There’s only one truly new thing, and even that was a little bit of a bummer because it was spoiled on the “coming next” video that aired last week, hoping to keep viewers watching after Rick’s ascension into helicopter heaven. After putting a radio relay on top of a water tower to expand Gabriel’s audio quest for the unknown, Eugene hurts his knee getting down right as a herd arrives.

He and Rosa bury themselves in dirt to hide, and are very, very surprised to hear the zombies talking to each other. This would have been an absolutely killer surprise, but seeing it last week made it lose all of its impact. I totally understand why the show did it that way, but it would still have made a world of difference to everyone who doesn’t read the comics and know what’s coming.

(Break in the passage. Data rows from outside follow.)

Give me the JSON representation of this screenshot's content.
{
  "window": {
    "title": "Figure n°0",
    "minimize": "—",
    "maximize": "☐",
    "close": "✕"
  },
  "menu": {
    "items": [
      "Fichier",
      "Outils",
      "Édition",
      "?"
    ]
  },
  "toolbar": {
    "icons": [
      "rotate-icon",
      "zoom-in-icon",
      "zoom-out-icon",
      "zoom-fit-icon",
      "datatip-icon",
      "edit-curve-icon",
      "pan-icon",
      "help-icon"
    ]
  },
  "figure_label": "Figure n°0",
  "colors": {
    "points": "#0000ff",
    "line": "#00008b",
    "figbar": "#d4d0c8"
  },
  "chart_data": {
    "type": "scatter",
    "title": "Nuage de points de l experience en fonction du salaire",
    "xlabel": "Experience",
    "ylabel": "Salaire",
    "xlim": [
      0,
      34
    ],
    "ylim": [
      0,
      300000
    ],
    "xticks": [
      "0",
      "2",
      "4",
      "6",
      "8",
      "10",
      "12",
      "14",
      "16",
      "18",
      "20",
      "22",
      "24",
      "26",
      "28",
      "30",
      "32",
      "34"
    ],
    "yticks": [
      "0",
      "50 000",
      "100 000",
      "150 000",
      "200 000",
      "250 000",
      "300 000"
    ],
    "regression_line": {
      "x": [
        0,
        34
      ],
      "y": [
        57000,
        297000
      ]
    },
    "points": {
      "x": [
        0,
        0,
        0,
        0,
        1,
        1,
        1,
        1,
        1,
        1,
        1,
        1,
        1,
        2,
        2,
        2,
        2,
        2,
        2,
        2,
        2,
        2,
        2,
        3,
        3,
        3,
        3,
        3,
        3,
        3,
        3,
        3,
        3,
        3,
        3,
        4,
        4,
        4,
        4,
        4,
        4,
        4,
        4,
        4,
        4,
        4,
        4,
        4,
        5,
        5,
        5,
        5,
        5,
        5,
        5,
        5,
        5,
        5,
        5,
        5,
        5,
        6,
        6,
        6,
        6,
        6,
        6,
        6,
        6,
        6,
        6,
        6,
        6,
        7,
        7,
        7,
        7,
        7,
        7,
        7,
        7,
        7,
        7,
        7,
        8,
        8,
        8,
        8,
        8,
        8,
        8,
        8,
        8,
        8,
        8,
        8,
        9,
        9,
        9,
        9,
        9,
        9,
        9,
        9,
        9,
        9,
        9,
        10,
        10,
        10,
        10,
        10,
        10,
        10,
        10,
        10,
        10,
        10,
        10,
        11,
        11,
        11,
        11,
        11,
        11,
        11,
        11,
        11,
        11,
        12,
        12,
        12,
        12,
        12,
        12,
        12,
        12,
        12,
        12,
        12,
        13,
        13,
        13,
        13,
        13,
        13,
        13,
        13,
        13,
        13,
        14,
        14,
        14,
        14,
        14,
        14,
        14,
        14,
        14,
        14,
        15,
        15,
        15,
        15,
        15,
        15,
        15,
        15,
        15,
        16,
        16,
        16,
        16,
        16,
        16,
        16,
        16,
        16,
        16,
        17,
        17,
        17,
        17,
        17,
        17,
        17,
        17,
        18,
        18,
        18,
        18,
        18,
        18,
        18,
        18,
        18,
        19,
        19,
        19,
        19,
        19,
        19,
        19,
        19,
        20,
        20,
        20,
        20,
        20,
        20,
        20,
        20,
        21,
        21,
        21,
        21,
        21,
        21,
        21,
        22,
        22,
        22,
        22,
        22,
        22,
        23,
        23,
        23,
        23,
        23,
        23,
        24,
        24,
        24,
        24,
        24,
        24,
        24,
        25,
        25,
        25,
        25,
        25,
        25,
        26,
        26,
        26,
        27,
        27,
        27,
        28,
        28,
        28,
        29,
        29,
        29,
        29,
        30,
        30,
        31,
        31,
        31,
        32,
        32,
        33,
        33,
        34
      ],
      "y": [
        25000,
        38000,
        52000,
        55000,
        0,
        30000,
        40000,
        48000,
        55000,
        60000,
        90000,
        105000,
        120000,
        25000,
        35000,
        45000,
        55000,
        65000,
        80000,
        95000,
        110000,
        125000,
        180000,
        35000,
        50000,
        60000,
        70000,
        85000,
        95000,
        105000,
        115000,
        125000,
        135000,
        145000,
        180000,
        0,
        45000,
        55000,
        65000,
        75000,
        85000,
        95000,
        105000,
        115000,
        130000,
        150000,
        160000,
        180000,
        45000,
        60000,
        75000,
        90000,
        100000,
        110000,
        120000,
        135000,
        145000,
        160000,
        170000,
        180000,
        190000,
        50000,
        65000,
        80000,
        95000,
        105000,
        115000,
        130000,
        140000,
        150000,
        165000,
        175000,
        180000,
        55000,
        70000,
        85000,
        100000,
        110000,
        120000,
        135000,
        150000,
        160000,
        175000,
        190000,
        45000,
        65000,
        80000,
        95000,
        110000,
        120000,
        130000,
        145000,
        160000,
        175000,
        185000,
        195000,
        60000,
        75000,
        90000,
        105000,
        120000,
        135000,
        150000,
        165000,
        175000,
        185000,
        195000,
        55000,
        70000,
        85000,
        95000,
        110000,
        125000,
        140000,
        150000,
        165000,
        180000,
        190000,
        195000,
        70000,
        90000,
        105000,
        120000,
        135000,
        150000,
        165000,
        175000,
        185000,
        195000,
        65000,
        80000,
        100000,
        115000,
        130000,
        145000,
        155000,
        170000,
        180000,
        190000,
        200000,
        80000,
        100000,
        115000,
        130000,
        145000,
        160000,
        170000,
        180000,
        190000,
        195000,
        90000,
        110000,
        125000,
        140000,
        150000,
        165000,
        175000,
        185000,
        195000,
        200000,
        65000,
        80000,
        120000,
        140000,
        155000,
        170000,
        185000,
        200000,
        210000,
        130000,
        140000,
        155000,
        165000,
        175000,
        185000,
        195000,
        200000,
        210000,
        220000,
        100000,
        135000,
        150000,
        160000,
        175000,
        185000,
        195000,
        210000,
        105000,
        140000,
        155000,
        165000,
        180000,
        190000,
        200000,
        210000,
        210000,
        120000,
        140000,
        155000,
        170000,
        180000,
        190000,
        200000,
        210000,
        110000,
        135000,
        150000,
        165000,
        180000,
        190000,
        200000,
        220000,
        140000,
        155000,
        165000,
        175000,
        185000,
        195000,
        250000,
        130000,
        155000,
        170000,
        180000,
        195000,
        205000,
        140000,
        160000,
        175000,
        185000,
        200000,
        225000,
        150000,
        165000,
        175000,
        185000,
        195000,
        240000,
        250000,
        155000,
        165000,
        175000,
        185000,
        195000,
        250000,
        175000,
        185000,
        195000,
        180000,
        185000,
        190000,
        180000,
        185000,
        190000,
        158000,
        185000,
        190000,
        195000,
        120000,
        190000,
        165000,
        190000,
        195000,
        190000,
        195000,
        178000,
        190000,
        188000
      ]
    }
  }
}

I’m not completely dispirited, though. The previous five episodes were good enough that “Who Are You Now?” might just be an anomaly, or a temporary problem that will be fixed as the new TWD world settles in. But I’d be lying if I said I wasn’t worried that the first chunk of season nine was the anomaly, and now the show’s back to business as usual. Its terrible, terrible business.

Assorted Musings:

  • So Judith does her homework next to Negan’s cell so he can help her out. This would be interesting if it were something Michonne was ok with, that she’d accepted Negan has some small value, although I bet she doesn’t know and will freak out when she finds out. Although it seems to be something Judith and Negan have been doing for a while, out in the open, so it would be dumb for Judith to have never been caught.

  • It does provide the best line of the night, though. Negan tells a story/heavy-handed metaphor about how he used to collect stray dogs as a kid until he found one that seemed fine but killed all the other dogs. So he stopped collecting dogs: “I wised up.” Judith replies to the man stuck in a cell for the last six-plus years: “And look how great everything turned out for you.”

  • To be fair, Judith telling Michonne “I’m starting to forget their voices” was a real punch in the gut.

  • Speaking of fairs, the Kingdom is having one?! Who the hell knows how this is going to play out — I assume there’ll be jousting, because it’s the Kingdom — but it seems like people from all the colonies will attend, and Ezekiel hopes it will help unite them again. Not sure if funnel cake and a ring toss game will solve everyone’s problems, but I’m crossing my fingers.

  • I did enjoy that the ex-Saviour gang had a wagon pulled by zombies

  • Hey, where did Michonne get a second katana? Because both she and Judith are carrying them and using them for practice. I thought that maybe Michonne had a wakizashi, the shorter sword sometimes paired with a full katana, and I’d just forgotten this. But the blades looked like they might be the same size? Again, my eyes are terrible, so I could be wrong about any or all of this.

  • Hey, guys? Putting bags over strangers’ heads when you bring them to Alexandria so they don’t know the way would probably be more effective if you didn’t have a sign on the front gate saying “ALEXANDRIA” on it.

  • Judith, I hate to break it to you, but there’s only a 50/50 chance at best your dad would be happy you decided to save a bunch of strangers. Seasons 1-3 and 9 Rick would be proud of you; seasons 4-8 would simply murder them in front of you and then send you to your room.